House team summons poll chiefs over vote kits tender

Plans to have a new IEBC for 2017 underway

What you need to know:

  • Issack Hassan and Ezra Chiloba had been summoned to answer questions of impropriety raised by another watchdog.
  • PAC investigations into biometric voter registration kits procurement exposed massive irregularities.
  • Mr Hassan oversaw the procurement as chairman of the electoral commission.

A parliamentary committee has summoned top electoral commission officials over alleged procurement irregularities that cost taxpayers Sh4 billion.
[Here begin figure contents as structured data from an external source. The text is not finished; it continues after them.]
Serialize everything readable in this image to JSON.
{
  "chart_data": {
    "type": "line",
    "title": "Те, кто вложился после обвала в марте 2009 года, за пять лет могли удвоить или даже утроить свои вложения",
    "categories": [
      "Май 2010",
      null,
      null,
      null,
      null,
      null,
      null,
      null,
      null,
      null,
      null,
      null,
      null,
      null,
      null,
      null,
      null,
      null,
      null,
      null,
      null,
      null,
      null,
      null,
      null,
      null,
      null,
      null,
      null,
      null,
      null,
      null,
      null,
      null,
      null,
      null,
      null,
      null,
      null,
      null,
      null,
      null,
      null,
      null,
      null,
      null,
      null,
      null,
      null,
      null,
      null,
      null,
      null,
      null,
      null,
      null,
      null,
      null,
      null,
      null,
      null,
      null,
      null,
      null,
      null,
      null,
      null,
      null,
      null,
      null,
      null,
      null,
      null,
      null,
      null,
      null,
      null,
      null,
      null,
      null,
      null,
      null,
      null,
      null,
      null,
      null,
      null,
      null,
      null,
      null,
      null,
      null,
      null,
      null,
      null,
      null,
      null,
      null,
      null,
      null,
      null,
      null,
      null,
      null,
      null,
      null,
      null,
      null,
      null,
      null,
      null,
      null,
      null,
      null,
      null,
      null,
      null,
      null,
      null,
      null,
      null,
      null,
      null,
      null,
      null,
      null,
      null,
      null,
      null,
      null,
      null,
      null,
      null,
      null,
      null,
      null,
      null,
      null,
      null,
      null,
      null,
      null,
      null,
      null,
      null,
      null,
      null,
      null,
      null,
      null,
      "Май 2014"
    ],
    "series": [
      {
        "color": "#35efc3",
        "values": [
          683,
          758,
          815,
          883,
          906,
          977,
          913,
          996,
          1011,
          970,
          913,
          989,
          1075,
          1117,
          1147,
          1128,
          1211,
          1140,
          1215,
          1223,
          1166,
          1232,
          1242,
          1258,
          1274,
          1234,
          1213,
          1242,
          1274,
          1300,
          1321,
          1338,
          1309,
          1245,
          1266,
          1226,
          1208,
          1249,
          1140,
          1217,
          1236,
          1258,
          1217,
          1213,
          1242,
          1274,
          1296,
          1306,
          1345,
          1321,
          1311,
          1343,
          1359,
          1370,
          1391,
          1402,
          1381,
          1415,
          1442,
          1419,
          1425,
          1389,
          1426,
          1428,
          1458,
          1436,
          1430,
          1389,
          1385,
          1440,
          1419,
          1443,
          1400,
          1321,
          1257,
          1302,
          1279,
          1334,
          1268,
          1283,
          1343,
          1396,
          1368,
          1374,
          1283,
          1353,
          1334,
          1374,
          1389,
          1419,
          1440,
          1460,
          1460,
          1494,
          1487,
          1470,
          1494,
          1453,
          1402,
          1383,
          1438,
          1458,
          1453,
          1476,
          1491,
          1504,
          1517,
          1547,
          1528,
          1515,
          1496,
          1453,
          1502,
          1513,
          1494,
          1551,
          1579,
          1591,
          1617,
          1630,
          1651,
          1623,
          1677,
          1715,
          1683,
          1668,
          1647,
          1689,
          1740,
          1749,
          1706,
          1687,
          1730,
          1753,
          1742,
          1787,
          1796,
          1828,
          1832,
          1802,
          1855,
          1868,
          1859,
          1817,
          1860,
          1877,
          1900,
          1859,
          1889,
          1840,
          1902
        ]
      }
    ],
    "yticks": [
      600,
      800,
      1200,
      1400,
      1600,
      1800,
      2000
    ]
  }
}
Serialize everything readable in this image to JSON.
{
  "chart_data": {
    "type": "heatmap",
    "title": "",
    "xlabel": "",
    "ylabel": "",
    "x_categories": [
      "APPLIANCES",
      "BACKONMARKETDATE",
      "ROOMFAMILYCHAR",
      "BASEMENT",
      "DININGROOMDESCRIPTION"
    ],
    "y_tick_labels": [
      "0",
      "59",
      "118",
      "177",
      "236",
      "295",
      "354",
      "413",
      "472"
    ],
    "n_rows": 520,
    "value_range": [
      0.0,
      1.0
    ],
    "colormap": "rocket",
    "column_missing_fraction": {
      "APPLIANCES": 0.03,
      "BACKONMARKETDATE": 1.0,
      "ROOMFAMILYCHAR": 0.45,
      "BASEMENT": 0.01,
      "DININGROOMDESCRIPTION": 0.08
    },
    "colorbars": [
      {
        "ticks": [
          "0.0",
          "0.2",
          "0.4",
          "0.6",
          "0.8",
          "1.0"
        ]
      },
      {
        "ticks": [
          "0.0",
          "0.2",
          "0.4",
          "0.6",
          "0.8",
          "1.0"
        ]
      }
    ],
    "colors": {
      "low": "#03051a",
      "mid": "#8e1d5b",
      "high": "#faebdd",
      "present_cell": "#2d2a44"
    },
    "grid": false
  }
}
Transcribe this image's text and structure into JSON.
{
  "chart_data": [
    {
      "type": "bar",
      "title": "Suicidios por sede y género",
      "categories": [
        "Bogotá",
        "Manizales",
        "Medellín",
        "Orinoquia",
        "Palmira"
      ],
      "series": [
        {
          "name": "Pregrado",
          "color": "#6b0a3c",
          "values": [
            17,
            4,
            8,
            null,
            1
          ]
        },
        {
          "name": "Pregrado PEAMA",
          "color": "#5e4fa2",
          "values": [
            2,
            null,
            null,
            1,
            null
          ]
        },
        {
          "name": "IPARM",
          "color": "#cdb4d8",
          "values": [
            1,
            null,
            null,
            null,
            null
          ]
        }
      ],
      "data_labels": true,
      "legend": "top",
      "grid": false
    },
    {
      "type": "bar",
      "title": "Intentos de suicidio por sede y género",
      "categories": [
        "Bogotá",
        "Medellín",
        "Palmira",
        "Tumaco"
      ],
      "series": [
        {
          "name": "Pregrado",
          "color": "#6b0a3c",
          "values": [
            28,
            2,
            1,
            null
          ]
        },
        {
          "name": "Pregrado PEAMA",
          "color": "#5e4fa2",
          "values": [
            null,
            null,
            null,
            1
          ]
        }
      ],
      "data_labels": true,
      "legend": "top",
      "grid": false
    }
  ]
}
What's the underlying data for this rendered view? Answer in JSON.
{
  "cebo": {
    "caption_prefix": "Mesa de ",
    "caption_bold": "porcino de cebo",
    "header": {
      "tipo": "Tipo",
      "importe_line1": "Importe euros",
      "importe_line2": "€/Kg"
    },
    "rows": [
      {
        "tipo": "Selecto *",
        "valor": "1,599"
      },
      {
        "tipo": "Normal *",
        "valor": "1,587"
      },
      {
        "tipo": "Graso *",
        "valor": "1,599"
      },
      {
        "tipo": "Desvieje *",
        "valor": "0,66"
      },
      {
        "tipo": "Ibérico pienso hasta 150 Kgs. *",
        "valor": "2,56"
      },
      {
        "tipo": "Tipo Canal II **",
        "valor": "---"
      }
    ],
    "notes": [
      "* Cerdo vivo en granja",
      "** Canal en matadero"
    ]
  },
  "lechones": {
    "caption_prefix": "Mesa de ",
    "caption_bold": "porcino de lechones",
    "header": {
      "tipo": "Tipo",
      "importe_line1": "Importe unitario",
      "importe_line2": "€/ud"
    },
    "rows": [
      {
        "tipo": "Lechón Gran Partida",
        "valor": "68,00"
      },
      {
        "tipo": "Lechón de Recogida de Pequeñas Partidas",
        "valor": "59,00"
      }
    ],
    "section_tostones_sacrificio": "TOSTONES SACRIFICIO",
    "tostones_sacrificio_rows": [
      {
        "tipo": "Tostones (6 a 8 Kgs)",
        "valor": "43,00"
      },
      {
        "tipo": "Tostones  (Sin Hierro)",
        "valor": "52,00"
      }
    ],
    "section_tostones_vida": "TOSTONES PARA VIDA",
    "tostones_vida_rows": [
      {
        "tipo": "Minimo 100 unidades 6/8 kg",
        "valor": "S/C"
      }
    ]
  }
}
Justice and Legal Affairs Committee chairman Samuel Chepkong’a said the Independent Electoral and Boundaries Commission (IEBC) chairman Issack Hassan and chief executive Ezra Chiloba had been summoned to answer questions of impropriety raised by another watchdog team.

The Public Accounts Committee (PAC) investigations into the IEBC procurement of biometric voter registration (BVR) kits and other electronic gadgets, which failed during the 2013 elections, also exposed massive procurement irregularities.

Mr Hassan oversaw the procurement as chairman of the electoral commission, while Mr Chiloba, who took over as CEO just over a year ago, is reported to have paid Sh250 million irregularly to a supplier.

“We need the IEBC to appear before us to answer questions of irregular procurement uncovered by another committee of Parliament before we can approve its budget for the 2016/17 financial year,” he said.

IEBC has requested a Sh45 billion budget to prepare for the next elections, amid claims that it could be compelled to procure more electronic gadgets to be  used in the next elections.

Mr Chepkong’a, who is also MP for Ainabkoi, said the meeting with the IEBC chiefs would be a follow-up one, in which they would be expected to update the MPs on the preparations for the 2017 elections.

He said the lawmakers wanted to know whether IEBC will procure equipment similar to those it used in the 2013 elections, and the justification for it.

Questions over the integrity of the commission have arisen, especially from the bungled procurement, equipment failure and the “Chickengate scandal”, with calls for the IEBC commissioners to quit.

The PAC report indicated that Sh3.9 billion was lost in the government-to-government procurement deal for the BVR kits with Canada, after the commission bungled the open tendering process.

The French Government, which had earlier won the deal, was reportedly locked out in the procurement for the kits after the government roped in a Canadian firm that was allegedly paid huge allowances for its brokerage services.